El año 2016 tuve la oportunidad de efectuar, por encargo de la FAO, el libro oficial de Naciones Unidas del Año Internacional de las Legumbres, una estupenda experiencia editorial de investigación y relaciones internacionales que compartí con Saúl Cepeda. Se distribuyó en 194 países y en seis ediciones impresas, inglés, francés, marroquí, chino, ruso y español, las lenguas oficiales de la ONU. Aún puede obtenerse, en papel o en su versión digital, dirigiéndose a www.fao.org Se trata de una obra profusamente ilustrada que se titula Semillas nutritivas para un futuro sostenible y comprende información extensa, gráficos de producción, consumo y tendencias, métodos culinarios y el mensaje de diez de países del mundo (Brasil, China, España, Estados Unidos, Marruecos, México, India, Pakistán, Tanzania y Turquía) caracterizados por su sólido interés por las legumbres, mediante la semblanza y las recetas personales de otros tantos chefs a los que entrevistamos.

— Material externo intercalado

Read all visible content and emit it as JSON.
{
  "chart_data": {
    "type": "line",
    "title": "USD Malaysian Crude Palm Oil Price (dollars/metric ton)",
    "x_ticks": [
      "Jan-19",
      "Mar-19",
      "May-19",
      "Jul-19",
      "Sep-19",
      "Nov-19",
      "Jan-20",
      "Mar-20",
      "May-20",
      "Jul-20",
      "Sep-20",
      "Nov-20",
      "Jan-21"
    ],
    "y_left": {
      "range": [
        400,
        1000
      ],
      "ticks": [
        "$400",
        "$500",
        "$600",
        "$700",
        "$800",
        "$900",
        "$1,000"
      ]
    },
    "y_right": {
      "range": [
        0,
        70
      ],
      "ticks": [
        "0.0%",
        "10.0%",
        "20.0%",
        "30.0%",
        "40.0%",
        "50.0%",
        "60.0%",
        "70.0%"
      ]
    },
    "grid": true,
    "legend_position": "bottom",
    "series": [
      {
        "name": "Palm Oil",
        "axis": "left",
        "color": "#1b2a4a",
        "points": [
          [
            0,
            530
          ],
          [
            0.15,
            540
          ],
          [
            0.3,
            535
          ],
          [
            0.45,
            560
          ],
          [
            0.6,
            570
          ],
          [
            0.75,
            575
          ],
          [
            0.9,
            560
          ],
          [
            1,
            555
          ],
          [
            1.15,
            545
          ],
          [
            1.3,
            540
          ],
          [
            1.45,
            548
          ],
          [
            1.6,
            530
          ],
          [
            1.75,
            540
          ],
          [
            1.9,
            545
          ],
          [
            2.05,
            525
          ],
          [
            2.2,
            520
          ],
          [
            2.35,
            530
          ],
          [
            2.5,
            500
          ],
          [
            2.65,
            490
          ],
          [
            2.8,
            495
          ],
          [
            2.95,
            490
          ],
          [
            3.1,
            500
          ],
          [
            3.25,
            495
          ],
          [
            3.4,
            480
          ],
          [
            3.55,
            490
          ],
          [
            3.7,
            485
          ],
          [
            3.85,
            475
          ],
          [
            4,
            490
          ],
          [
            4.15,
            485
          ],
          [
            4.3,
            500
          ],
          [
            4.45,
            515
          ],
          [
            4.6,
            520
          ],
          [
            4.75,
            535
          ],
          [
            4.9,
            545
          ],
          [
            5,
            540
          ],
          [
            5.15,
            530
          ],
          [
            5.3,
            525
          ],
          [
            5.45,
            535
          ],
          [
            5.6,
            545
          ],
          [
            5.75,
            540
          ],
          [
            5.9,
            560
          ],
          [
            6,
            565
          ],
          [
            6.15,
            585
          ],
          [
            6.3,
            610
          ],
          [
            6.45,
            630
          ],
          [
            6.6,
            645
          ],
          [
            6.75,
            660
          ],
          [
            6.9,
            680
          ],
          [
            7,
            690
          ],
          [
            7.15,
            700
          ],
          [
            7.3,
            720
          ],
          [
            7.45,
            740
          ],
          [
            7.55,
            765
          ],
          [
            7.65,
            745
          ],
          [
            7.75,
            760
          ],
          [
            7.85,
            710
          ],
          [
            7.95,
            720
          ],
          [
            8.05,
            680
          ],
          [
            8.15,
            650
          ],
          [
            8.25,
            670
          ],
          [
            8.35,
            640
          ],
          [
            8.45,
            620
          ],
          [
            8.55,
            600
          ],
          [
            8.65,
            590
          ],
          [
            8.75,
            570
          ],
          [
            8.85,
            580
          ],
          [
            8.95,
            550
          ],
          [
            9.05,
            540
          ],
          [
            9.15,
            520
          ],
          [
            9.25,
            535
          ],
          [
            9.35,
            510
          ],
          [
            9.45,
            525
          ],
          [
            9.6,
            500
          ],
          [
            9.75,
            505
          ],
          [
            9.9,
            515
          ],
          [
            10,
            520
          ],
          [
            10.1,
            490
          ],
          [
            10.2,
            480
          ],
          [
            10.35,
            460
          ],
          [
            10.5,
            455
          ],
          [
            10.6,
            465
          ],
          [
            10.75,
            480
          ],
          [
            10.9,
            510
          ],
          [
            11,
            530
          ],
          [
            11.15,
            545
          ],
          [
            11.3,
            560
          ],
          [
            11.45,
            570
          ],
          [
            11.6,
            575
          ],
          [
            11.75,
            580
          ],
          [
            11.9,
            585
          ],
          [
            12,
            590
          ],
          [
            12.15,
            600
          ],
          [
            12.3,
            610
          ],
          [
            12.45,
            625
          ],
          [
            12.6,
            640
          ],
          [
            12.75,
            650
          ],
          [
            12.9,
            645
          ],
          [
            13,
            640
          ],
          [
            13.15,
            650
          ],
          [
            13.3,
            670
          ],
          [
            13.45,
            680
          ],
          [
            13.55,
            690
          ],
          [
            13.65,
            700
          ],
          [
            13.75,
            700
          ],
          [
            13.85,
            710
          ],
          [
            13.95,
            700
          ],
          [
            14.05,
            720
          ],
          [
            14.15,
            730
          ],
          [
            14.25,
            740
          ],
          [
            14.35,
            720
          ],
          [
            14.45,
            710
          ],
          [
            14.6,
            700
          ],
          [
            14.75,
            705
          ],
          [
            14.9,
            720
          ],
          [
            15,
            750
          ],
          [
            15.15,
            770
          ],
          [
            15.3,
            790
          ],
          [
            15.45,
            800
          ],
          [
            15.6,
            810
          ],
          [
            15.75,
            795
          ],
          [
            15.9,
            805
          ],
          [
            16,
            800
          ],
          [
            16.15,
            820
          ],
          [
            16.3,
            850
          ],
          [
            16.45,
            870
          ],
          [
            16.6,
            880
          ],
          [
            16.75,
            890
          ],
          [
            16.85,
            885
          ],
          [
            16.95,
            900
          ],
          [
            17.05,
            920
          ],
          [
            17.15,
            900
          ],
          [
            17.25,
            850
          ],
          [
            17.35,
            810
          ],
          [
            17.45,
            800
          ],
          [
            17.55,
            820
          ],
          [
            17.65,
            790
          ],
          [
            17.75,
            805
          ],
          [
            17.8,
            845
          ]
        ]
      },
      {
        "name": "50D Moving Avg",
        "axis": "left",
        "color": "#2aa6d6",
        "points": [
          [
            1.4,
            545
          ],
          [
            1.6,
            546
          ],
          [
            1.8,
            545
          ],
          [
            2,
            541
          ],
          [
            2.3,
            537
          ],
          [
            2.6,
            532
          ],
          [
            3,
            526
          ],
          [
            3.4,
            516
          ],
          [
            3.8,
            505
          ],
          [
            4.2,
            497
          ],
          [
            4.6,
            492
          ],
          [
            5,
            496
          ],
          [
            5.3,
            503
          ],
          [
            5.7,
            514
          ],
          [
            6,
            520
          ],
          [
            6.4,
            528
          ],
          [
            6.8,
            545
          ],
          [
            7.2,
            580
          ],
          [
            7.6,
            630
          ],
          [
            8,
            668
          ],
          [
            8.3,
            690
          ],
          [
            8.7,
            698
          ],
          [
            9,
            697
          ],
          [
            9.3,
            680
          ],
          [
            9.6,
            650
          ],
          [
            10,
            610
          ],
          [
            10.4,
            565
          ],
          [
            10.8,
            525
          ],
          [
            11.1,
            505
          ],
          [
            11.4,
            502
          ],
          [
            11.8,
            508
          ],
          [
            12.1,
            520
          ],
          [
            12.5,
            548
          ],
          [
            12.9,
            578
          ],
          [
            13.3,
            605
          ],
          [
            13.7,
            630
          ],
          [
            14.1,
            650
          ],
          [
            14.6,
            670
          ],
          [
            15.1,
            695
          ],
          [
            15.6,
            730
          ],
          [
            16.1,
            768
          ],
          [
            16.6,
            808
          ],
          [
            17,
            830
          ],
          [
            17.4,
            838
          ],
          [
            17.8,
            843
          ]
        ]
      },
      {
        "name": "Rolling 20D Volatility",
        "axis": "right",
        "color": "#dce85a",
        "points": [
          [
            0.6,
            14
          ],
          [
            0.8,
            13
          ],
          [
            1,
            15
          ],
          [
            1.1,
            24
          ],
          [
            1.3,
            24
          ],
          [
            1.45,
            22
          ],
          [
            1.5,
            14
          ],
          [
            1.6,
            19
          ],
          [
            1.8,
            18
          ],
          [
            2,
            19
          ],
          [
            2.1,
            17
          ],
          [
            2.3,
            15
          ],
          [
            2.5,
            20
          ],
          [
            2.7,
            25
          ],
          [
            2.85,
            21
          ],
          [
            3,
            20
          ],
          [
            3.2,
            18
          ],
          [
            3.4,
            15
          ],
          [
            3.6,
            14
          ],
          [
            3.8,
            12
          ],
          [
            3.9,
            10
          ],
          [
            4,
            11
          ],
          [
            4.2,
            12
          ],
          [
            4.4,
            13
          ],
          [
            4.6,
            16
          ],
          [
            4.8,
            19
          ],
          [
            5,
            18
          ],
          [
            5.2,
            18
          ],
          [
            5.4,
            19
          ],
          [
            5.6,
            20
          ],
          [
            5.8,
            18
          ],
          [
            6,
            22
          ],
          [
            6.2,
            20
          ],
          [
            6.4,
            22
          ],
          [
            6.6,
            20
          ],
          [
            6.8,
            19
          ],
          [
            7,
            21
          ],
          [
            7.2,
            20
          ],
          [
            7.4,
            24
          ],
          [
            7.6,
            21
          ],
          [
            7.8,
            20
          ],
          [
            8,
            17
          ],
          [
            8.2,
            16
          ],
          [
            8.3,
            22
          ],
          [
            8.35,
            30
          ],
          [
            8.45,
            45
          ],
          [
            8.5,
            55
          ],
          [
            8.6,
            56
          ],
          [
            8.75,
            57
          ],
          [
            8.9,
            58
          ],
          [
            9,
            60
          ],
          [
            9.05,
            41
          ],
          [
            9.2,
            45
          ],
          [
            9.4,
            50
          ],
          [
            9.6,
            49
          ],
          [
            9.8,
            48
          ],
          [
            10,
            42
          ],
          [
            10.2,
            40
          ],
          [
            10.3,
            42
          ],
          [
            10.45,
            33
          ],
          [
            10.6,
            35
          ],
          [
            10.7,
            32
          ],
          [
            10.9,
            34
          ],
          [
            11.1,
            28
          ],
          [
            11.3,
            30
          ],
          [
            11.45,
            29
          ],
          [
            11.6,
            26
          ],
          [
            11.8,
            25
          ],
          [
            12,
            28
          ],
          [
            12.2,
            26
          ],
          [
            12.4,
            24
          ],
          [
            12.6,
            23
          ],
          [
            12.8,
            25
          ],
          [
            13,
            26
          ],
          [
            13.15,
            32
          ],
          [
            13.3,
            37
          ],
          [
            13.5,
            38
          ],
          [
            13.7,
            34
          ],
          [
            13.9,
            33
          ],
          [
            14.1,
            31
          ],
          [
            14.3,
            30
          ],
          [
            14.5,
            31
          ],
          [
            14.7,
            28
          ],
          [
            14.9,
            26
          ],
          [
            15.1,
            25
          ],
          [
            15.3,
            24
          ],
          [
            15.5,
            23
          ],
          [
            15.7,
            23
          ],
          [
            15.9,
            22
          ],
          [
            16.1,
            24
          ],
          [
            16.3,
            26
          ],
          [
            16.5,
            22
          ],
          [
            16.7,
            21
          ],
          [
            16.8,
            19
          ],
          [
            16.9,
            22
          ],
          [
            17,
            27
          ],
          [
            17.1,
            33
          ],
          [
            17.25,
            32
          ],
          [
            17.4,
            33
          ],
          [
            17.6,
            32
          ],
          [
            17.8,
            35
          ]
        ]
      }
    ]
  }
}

Sigue llamándome la atención cómo reaccionan muchos españoles, más o menos informados en cuestiones alimenticias, cuando conocen el libro. Lo que más suele sorprender es que las lentejas, las alubias o los garbanzos merezcan tanto entusiasmo en cocinas relevantes de todo el mundo. Les extraña que un producto de naturaleza tan modesta, que aquí se ha considerado comida de resistencia o proteína del pobre y el confort soslayó, la prosperidad sustituye por la proteína animal y al que nuestra reciente curiosidad cosmopolita renuncia, fascinada por sushi y otras fruslerías sin raíz ni esencia local, merezca tanta atención. Acaso sea la oportunidad de que revisemos su alcance gastronómico, más allá del cocido o la fabada ocasionales, haciendo de la necesidad virtud.